The stage originally sat between two red oak trees, forming a kind of proscenium arch over the space, Sprung said.
For a show like A Midsummer Night’s Dream, which takes place in the evening, watching the world around you progressively dim becomes a part of the show.
“We would delay the opening so that dusk and dark happened at a certain point in the play,” said Sprung of the company’s earlier shows. “You’d go from light in the play to dark in the play.”

MacNeill, who played Bottom in that original production, fell in love with the atmosphere nature creates.
“Depending on the natural sounds and the natural light, I can remember evenings when the moon came up just at the right moment — turned the whole place into really a magical forest kingdom,” he said.
And as moisture rose in the night air, so, too, did the voices of the actors, Sprung said.
“You could whisper and, you know, the entire audience could hear it. It was absolutely effin’ magical.”

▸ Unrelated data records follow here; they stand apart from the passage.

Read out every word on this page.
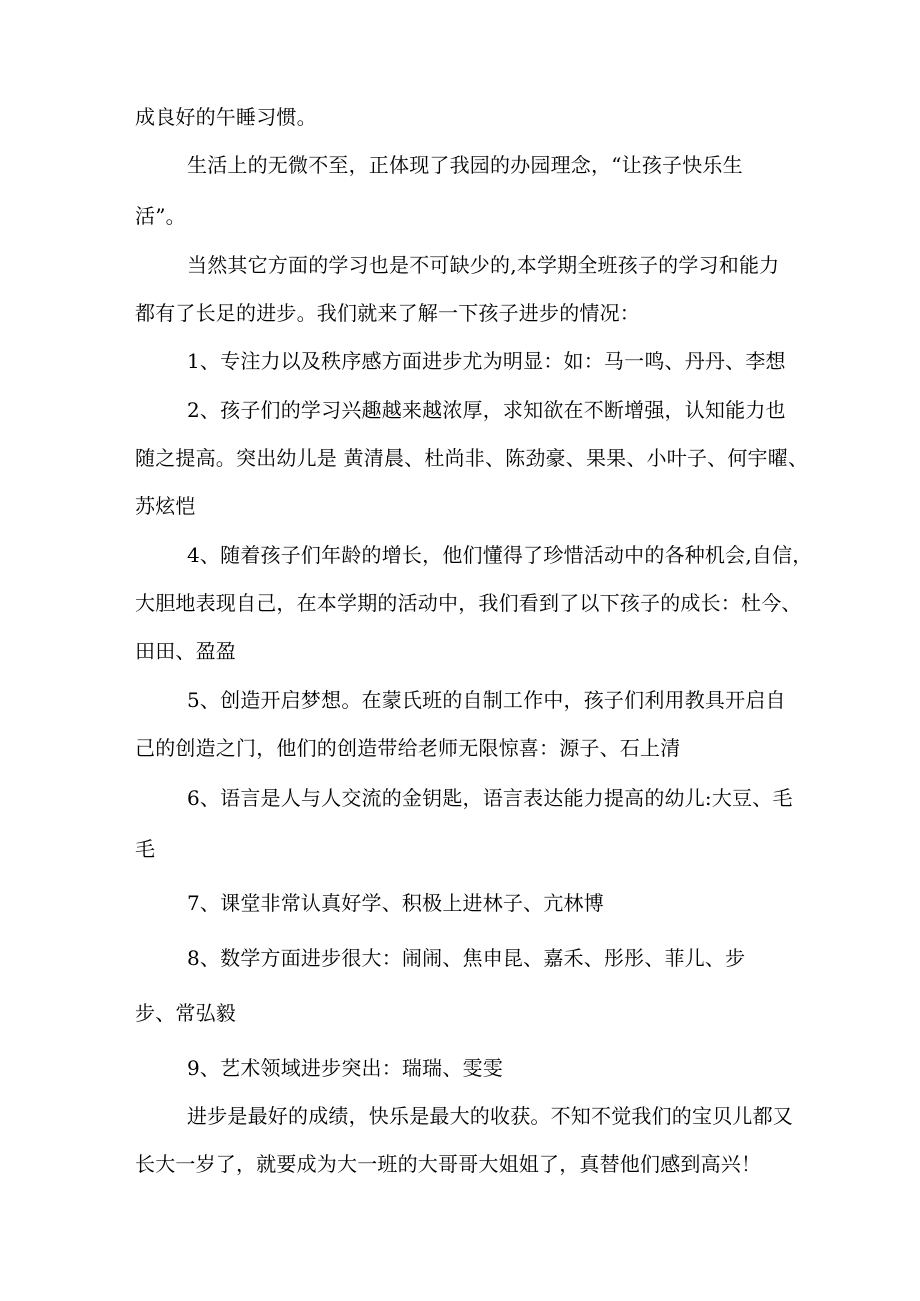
成良好的午睡习惯。
生活上的无微不至，正体现了我园的办园理念，“让孩子快乐生
活”。
当然其它方面的学习也是不可缺少的,本学期全班孩子的学习和能力
都有了长足的进步。我们就来了解一下孩子进步的情况：
1、专注力以及秩序感方面进步尤为明显：如：马一鸣、丹丹、李想
2、孩子们的学习兴趣越来越浓厚，求知欲在不断增强，认知能力也
随之提高。突出幼儿是 黄清晨、杜尚非、陈劲豪、果果、小叶子、何宇曜、
苏炫恺
4、随着孩子们年龄的增长，他们懂得了珍惜活动中的各种机会,自信，
大胆地表现自己，在本学期的活动中，我们看到了以下孩子的成长：杜今、
田田、盈盈
5、创造开启梦想。在蒙氏班的自制工作中，孩子们利用教具开启自
己的创造之门，他们的创造带给老师无限惊喜：源子、石上清
6、语言是人与人交流的金钥匙，语言表达能力提高的幼儿:大豆、毛
毛
7、课堂非常认真好学、积极上进林子、亢林博
8、数学方面进步很大：闹闹、焦申昆、嘉禾、彤彤、菲儿、步
步、常弘毅
9、艺术领域进步突出：瑞瑞、雯雯
进步是最好的成绩，快乐是最大的收获。不知不觉我们的宝贝儿都又
长大一岁了，就要成为大一班的大哥哥大姐姐了，真替他们感到高兴！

A permanent amphitheatre now sits on the site where Sprung’s Dream began, typically welcoming about 1,000 seated audience members.

Robinson’s take on A Midsummer Night’s Dream opened Friday night. For the director who was inspired by Dream in High Park as a teenager, it’s a program that brings out exactly the kind of audiences he wants to see.
“It’s everyone from the city, from outside of the city, who come to this park and fill that amphitheatre,” he said.
“It’s always packed, and it’s why I continue to do theatre today.”